Mahsa Amini was arrested by police in Iran for wearing her headscarf in a way that was deemed as ‘improper’. Witnesses have accused police of beating Mahsa, leading her to fall into a coma and later die.
Mahsa’s death has sparked women across Iran to protest by cutting their hair off in public to challenge the country's strict morality laws – risking their lives and arrest in doing so.
Who was Mahsa Amini?
Masha was a 22-year-old woman from Iran, who was arrested by the morality police for wearing her headscarf - or hijab - too loosely. In Iran, women are required to completely cover their hair with their hijab.
Masha was arrested on September 13 and collapsed at the police station – dying three days later.
Police have insisted that she was not mistreated and that she died of a heart attack. However, Mahsa’s family have cast doubt on the account and independent experts from the United Nations (UN) suggest that she was severely beaten.
As a result, Masha’s death has led to public outcry in Tehran, Iran’s capital, and 12 other cities around the country, as well as the United States and countries in the European Union.
What does Masha’s death mean for women’s rights?
Since the revolution in 1979, the Iranian government has enforced strict laws on women’s dress codes, dictating the styles and colours allowed.
However new generations of women have pushed the boundaries of these laws, often showing strands of hair or wearing the wrong kinds of outfits, which result in them being publicly harassed, intimidated and mistreated.
Masha’s death has catalysed these rebellions, with many women shaving their hair and burning their hijabs in an act of solidarity – which some believe to be a sign that Iranian women are gaining momentum to strengthen their rights.
“Women’s issues have long been a catalyst for broader political action in Iran,” said Annabelle Sreberny, professor emeritus at the Iranian Studies Centre at Soas University of London. “This could be it. It could be the moment when people motivated by all the problems facing Iran today, like rising inflation, ecological crisis and lack of democratic participation, coalesce around these women’s issues to challenge the regime.”
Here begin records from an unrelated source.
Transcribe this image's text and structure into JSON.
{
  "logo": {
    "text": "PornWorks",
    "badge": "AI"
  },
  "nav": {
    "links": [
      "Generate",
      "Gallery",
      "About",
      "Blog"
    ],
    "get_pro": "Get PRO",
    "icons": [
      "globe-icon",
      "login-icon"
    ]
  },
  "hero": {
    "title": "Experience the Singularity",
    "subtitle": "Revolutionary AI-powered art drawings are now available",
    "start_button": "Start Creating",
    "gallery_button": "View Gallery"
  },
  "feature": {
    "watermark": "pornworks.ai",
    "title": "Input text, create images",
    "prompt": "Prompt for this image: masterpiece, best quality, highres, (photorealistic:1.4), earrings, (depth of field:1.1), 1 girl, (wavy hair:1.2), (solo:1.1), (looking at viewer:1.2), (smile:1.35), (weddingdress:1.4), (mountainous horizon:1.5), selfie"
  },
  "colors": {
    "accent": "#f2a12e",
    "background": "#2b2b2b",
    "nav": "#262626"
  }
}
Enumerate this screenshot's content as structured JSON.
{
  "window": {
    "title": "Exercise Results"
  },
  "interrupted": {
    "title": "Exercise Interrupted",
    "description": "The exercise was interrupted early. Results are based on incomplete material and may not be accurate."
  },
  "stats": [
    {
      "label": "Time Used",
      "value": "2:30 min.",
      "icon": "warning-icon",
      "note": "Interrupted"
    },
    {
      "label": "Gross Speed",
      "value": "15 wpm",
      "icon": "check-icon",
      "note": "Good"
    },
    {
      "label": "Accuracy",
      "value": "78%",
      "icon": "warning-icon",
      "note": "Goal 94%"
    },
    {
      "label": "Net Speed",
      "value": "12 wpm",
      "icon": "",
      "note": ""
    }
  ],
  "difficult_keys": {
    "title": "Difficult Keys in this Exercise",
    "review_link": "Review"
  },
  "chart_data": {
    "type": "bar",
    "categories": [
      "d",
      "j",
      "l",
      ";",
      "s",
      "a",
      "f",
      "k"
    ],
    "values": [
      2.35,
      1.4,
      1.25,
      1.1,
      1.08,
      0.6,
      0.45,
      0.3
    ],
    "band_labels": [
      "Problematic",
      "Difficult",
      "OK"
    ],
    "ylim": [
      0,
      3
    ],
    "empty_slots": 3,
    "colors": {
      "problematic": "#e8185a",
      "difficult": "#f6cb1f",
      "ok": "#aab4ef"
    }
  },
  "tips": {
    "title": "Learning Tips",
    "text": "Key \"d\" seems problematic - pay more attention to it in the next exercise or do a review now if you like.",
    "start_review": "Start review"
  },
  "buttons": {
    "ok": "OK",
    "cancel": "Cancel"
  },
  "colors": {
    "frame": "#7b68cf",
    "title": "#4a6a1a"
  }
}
“The women’s movement in Iran started in the first month of the Islamic Republic and has been simmering for at least the last 20 years,” Annabelle continues. “It is seen as a carrier of socially progressive values… many Iranians see the women’s movement as having the potential to be the next social force to make waves.”
Years before Masha’s arrest and death, Iranian feminist journalist Masih Alinejad launched a Facebook group, My Stealthy Freedom, convincing women to take hijab-less selfies. Since, women have united by sharing pictures and videos of their hair – often in public.
Sepideh Rashno, a 28-year-old woman, is one woman who joined the movement, sharing a video of her uncovered hair on the bus just weeks before Masha’s death. As her video went viral, she was detained by police, beaten and forced to apologise live on national television.
“Control of the female body and oppression of women is not just a matter of policy of the current government,” said Azadeh Akbari, a researcher at the University of Twente in the Netherlands, “It is existential to the Islamic Republic and fundamental to its founding ideology.”